Tajemnica spowiedzi polega na nieujawnianiu niczego z tego, czego spowiednik dowiedział się w czasie sakramentu. Naruszenie jej może pociągać za sobą różne kary - m.in. ekskomunikę. Jednak nie wszyscy duchowni podchodzą do sprawy tak poważnie. Przypomina o tym historia z Jaworzna, która niedawno została nagłośniona w ogólnopolskich mediach.

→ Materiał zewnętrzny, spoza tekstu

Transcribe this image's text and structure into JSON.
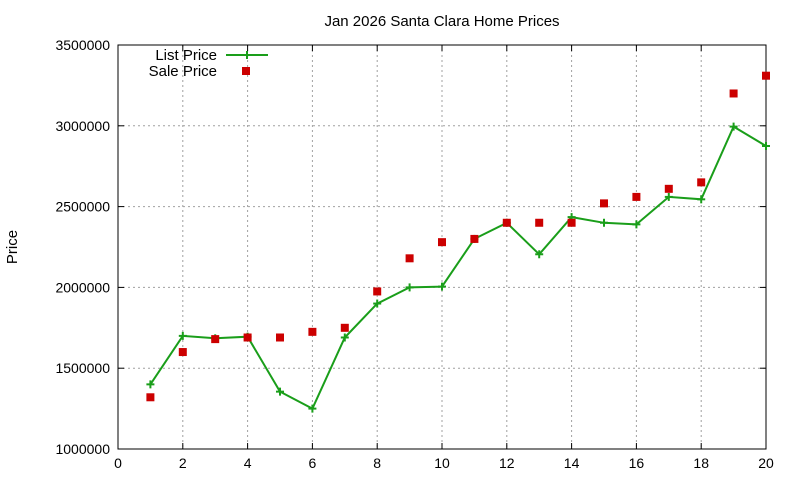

Jak poinformował "Super Express", w zakrystii jednego z kościołów w Jaworznie znajdowała się m.in. ukryta kamera. A właśnie w tym pomieszczeniu spowiadali się niektórzy wierni - na przykład osoby niedosłyszące. Jednak jak wynika z relacji księży, nie była to jedyna grupa, która przystępowała do sakramentu w tym miejscu.
W świątyni znajdują się kamery monitoringu, o czym informuje tabliczkach na drzwiach. Jednak wiele osób spowiadających się w zakrystii mogło nie mieć świadomości, że kamera została zamontowana także w tym pomieszczeniu.

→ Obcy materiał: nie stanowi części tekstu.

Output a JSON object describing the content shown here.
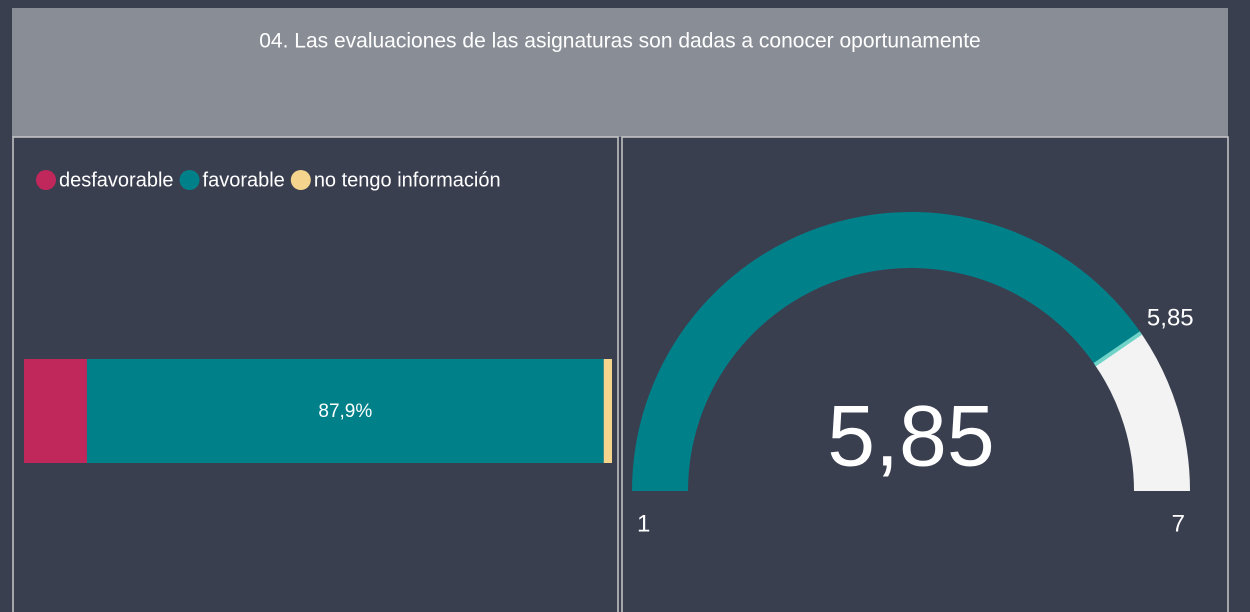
{
  "header": {
    "title": "04. Las evaluaciones de las asignaturas son dadas a conocer oportunamente"
  },
  "chart_data": [
    {
      "type": "bar",
      "orientation": "horizontal",
      "stacked": "percent",
      "xlim": [
        0,
        100
      ],
      "series": [
        {
          "name": "desfavorable",
          "color": "#c0275b",
          "values": [
            10.7
          ]
        },
        {
          "name": "favorable",
          "color": "#00818a",
          "values": [
            87.9
          ],
          "value_labels": [
            "87,9%"
          ]
        },
        {
          "name": "no tengo información",
          "color": "#f5d58e",
          "values": [
            1.4
          ]
        }
      ]
    },
    {
      "type": "gauge",
      "value": 5.85,
      "value_label": "5,85",
      "target": 5.85,
      "target_label": "5,85",
      "ylim": [
        1,
        7
      ],
      "color": "#00818a",
      "track_color": "#f3f3f3",
      "target_color": "#6fd3c8"
    }
  ]
}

Duchowni są oburzeni faktem, że sakrament mógł być nagrywany. Co ważne, zgodnie z prawem kościelnym, rejestrowanie spowiedzi jest przestępstwem. Wikariusze podejrzewają, że kamerę mógł zamontować proboszcz parafii. O swoich przypuszczeniach najpierw poinformowali kurię i policję. Dlatego też zaczęto podejrzewać, że może być to próba usunięcia przełożonego ze stanowiska.

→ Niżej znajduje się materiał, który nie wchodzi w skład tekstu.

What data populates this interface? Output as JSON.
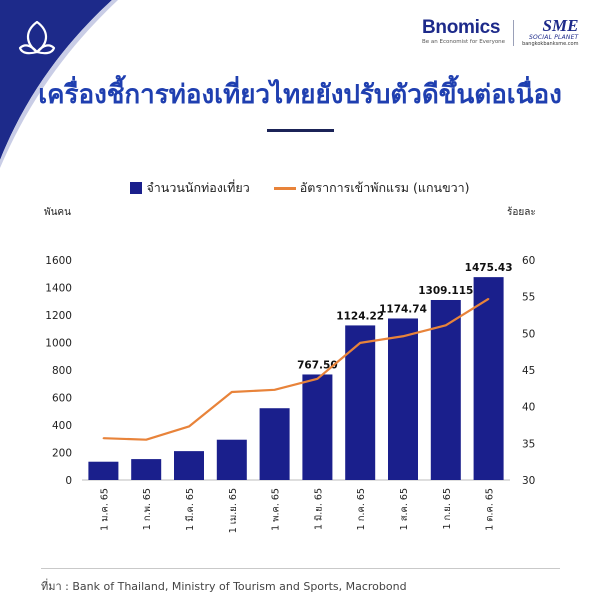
{
  "header": {
    "brand_name": "Bnomics",
    "brand_tagline": "Be an Economist for Everyone",
    "partner_name": "SME",
    "partner_sub": "SOCIAL PLANET",
    "partner_url": "bangkokbanksme.com"
  },
  "title": "เครื่องชี้การท่องเที่ยวไทยยังปรับตัวดีขึ้นต่อเนื่อง",
  "source": "ที่มา : Bank of Thailand, Ministry of Tourism and Sports, Macrobond",
  "colors": {
    "bars": "#1a1f8c",
    "line": "#e8833a",
    "title": "#1f3fb0"
  },
  "chart_data": {
    "type": "bar",
    "categories": [
      "1 ม.ค. 65",
      "1 ก.พ. 65",
      "1 มี.ค. 65",
      "1 เม.ย. 65",
      "1 พ.ค. 65",
      "1 มิ.ย. 65",
      "1 ก.ค. 65",
      "1 ส.ค. 65",
      "1 ก.ย. 65",
      "1 ต.ค. 65"
    ],
    "series": [
      {
        "name": "จำนวนนักท่องเที่ยว",
        "kind": "bar",
        "axis": "left",
        "values": [
          133,
          152,
          210,
          293,
          522,
          767.5,
          1124.22,
          1174.74,
          1309.115,
          1475.43
        ],
        "labels": [
          "",
          "",
          "",
          "",
          "",
          "767.50",
          "1124.22",
          "1174.74",
          "1309.115",
          "1475.43"
        ]
      },
      {
        "name": "อัตราการเข้าพักแรม (แกนขวา)",
        "kind": "line",
        "axis": "right",
        "values": [
          35.7,
          35.5,
          37.3,
          42.0,
          42.3,
          43.8,
          48.7,
          49.6,
          51.1,
          54.7
        ]
      }
    ],
    "y_left": {
      "label": "พันคน",
      "lim": [
        0,
        1600
      ],
      "ticks": [
        0,
        200,
        400,
        600,
        800,
        1000,
        1200,
        1400,
        1600
      ]
    },
    "y_right": {
      "label": "ร้อยละ",
      "lim": [
        30,
        60
      ],
      "ticks": [
        30,
        35,
        40,
        45,
        50,
        55,
        60
      ]
    },
    "grid": false,
    "legend_position": "top-center"
  }
}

Jak w ogóle księża wpadli na ten trop? Jeden z nich nabył czujnik do wykrywania podsłuchów. Gdy użył go w zakrystii, zauważył świecący punkcik. - Zostało nam zasugerowane przez kościelnego, że tutaj może znajdować się jakieś urządzenie. Ta sugestia pojawiła się zupełnie przypadkowo - zdradził anonimowo wikariusz.
Obecnie sprawę bada policja. Proboszcz parafii, w której mogły być nagrywane osoby spowiadające się, na razie nie wypowiedział się na ten temat.